Dwivedi’s work is helping south Georgia’s agricultural and forest industries “figure out the economic tradeoffs between water quality, quantity, and practice.” He and his team, which includes George Vellidis, Wes Porter, Carrie Furman, and Amanda Smith, all from UGA’s College of Agricultural and  Environmental Science, began their research by examining currently used farming practices for growing corn, cotton, and peanuts. Dwivedi and his team followed that research with experiments designed to explore how those practices impact water quality and flows across Georgia.

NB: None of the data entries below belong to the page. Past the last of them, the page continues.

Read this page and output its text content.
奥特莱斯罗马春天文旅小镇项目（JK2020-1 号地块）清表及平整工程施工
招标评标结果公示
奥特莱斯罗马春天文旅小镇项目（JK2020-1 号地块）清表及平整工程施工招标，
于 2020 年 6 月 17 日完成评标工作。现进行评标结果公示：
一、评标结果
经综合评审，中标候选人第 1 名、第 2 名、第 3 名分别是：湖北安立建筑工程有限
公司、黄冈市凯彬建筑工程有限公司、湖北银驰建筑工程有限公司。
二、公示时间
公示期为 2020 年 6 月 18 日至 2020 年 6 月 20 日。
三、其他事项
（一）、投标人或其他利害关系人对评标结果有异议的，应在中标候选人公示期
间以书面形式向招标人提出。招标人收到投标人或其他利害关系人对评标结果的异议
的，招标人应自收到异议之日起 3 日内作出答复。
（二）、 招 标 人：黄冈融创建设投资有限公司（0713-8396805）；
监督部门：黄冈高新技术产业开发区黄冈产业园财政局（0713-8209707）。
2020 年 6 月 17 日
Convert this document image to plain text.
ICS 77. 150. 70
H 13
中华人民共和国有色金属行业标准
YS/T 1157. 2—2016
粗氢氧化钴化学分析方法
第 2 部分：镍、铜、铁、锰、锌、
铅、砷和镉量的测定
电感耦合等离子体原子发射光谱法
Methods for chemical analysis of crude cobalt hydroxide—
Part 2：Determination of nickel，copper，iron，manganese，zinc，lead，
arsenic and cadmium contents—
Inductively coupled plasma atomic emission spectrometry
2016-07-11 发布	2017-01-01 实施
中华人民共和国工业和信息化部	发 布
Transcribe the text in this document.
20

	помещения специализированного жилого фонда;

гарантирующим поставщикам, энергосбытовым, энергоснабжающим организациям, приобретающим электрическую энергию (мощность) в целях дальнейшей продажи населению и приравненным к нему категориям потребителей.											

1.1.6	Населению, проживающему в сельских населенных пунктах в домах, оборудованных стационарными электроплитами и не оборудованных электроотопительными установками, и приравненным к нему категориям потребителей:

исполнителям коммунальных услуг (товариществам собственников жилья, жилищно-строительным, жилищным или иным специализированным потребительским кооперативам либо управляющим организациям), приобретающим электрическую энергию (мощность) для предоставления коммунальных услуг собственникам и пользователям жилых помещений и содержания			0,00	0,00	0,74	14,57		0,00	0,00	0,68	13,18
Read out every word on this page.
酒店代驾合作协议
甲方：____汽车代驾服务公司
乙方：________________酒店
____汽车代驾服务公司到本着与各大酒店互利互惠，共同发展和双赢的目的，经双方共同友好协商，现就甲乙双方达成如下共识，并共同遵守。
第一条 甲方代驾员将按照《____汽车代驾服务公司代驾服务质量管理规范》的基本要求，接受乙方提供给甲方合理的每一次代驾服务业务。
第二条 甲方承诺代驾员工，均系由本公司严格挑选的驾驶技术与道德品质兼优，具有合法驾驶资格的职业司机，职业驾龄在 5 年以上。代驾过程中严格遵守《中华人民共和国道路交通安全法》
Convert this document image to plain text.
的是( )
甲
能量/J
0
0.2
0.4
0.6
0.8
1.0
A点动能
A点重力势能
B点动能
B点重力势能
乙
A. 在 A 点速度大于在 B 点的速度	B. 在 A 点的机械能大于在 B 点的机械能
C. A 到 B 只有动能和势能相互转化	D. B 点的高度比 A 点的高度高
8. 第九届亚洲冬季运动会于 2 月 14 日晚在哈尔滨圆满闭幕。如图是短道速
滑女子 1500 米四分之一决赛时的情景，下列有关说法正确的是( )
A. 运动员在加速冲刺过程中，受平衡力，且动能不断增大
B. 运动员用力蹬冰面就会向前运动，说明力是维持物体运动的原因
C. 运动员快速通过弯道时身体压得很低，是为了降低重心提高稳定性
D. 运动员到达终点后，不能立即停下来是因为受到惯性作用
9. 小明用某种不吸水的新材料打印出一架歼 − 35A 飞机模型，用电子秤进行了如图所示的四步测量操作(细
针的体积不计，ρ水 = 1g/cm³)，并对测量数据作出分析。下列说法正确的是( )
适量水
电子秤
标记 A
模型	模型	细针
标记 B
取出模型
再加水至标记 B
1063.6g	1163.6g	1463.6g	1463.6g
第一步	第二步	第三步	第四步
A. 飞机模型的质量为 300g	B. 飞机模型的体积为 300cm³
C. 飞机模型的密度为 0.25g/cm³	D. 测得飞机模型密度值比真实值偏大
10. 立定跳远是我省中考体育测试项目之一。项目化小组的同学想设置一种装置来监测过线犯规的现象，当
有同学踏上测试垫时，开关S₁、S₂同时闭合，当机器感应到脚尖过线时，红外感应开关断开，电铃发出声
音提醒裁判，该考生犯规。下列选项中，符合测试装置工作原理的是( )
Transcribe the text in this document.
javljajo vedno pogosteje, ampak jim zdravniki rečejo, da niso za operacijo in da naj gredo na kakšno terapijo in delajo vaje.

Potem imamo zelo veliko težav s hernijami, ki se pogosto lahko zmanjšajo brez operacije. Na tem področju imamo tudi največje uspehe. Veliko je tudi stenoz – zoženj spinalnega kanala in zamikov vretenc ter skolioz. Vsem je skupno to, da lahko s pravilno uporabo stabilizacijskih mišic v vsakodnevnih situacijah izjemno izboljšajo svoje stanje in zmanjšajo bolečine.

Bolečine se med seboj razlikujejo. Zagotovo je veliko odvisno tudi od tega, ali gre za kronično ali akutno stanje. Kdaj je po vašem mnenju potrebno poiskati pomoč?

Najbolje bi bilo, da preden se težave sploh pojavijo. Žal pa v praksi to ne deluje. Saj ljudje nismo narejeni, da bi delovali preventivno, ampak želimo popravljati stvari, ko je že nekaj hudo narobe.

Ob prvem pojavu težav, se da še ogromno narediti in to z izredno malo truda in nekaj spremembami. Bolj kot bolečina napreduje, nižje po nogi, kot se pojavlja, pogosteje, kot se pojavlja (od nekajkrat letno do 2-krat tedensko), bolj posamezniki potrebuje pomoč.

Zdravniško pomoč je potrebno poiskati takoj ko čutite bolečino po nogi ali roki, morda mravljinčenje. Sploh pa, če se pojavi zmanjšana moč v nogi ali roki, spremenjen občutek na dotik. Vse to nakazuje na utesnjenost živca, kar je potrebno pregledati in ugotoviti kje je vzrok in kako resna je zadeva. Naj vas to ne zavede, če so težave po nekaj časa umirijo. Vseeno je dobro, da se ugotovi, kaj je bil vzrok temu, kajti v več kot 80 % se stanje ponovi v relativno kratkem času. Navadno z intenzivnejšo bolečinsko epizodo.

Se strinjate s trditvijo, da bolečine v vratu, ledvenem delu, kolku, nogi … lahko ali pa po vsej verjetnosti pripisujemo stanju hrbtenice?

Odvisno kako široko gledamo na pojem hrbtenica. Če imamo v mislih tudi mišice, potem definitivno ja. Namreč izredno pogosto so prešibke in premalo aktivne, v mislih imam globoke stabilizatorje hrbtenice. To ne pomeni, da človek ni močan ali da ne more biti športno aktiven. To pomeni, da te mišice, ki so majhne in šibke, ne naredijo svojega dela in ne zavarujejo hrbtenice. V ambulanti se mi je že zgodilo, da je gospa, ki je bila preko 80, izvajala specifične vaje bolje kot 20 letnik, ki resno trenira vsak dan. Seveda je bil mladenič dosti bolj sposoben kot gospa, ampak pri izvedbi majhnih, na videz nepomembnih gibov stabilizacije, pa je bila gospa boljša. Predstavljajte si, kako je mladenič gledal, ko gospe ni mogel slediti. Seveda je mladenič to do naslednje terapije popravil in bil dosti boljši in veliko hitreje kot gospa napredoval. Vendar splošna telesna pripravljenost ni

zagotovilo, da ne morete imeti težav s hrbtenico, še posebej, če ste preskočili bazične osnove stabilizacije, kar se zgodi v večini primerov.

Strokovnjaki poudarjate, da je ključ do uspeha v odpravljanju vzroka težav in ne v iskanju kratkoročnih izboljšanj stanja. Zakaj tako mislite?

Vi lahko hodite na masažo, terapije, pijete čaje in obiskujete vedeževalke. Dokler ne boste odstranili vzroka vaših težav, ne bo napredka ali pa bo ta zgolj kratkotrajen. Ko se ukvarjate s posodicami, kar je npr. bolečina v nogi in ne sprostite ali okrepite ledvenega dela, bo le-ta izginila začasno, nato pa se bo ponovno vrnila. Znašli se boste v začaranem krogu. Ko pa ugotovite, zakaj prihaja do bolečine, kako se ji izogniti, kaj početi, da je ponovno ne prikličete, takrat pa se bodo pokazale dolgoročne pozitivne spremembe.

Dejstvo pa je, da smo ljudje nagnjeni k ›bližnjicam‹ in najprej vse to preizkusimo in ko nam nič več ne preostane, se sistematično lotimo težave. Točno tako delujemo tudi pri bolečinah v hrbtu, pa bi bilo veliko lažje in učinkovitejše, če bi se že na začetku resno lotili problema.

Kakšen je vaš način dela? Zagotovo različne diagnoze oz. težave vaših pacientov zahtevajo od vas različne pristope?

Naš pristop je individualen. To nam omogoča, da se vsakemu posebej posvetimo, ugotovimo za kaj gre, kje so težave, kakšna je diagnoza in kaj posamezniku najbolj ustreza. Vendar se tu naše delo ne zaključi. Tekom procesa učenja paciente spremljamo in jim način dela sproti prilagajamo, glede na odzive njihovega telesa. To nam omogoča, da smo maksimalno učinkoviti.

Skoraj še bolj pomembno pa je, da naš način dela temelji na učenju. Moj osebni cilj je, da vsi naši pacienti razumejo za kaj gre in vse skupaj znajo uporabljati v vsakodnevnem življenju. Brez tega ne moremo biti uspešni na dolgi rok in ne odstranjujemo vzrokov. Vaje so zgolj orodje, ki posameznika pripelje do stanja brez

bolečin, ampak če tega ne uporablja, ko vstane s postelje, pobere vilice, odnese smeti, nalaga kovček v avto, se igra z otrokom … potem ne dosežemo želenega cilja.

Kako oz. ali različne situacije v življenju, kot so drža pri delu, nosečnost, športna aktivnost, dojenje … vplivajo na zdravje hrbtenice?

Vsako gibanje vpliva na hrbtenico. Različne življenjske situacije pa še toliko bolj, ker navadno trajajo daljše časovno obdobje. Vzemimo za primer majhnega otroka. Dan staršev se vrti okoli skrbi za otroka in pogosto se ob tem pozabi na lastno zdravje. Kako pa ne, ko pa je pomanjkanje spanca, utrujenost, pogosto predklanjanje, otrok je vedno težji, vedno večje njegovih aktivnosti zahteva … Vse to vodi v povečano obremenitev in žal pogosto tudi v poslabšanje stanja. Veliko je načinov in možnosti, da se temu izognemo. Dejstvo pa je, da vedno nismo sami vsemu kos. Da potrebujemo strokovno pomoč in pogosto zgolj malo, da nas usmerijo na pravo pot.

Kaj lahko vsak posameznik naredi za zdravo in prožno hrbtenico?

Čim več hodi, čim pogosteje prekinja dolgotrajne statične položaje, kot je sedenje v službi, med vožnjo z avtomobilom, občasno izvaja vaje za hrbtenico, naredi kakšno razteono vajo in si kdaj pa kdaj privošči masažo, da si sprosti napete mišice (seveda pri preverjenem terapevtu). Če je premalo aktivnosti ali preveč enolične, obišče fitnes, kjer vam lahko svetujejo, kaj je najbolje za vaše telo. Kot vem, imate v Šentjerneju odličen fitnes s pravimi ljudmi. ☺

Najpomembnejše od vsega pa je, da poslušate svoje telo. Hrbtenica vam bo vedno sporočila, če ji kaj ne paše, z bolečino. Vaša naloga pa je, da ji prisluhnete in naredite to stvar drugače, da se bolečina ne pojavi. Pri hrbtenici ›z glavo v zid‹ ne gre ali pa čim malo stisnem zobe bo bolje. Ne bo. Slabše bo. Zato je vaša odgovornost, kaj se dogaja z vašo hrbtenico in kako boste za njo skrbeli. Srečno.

“Based on that data,” Dwivedi explains, “we can establish new practices that are economically and environmentally sustainable, which allow farmers and forest landowners  to save money and lessen the impact of pollution and overuse on the Upper Floridan Aquifer.”

Workshops bring regional stakeholders and experts together to explore economic-environmental tradeoffs (Image: FACETS)

A critical component of FACETS’ overall plan is the bringing together of stakeholder communities and freshwater experts. Dwivedi’s work with the project, for example, involves scientific and economic modeling, as well as engaging with local communities.

“It’s important for scientists to be seen as present and working with local stakeholders,” says Dwivedi, who is also one of FACETS’ modeling team coordinators. He continually seeks feedback on his research from local farmers, landowners, and nonprofit organizations “to make sure our modeling reflects what is happening locally to ensure that science and practice are complementary to each other.”

Puneet Dwivedi’s work as a professor and RBC affiliate with the multi-state, interdisciplinary FACETS organization connects freshwater science to the physical and economic welfare of those living in Georgia and the southeastern United States. Dwivedi’s treatment of ecologic and economic health as complementary, rather than mutually exclusive issues is helping create a sustainable future for the Upper Floridan Aquifer.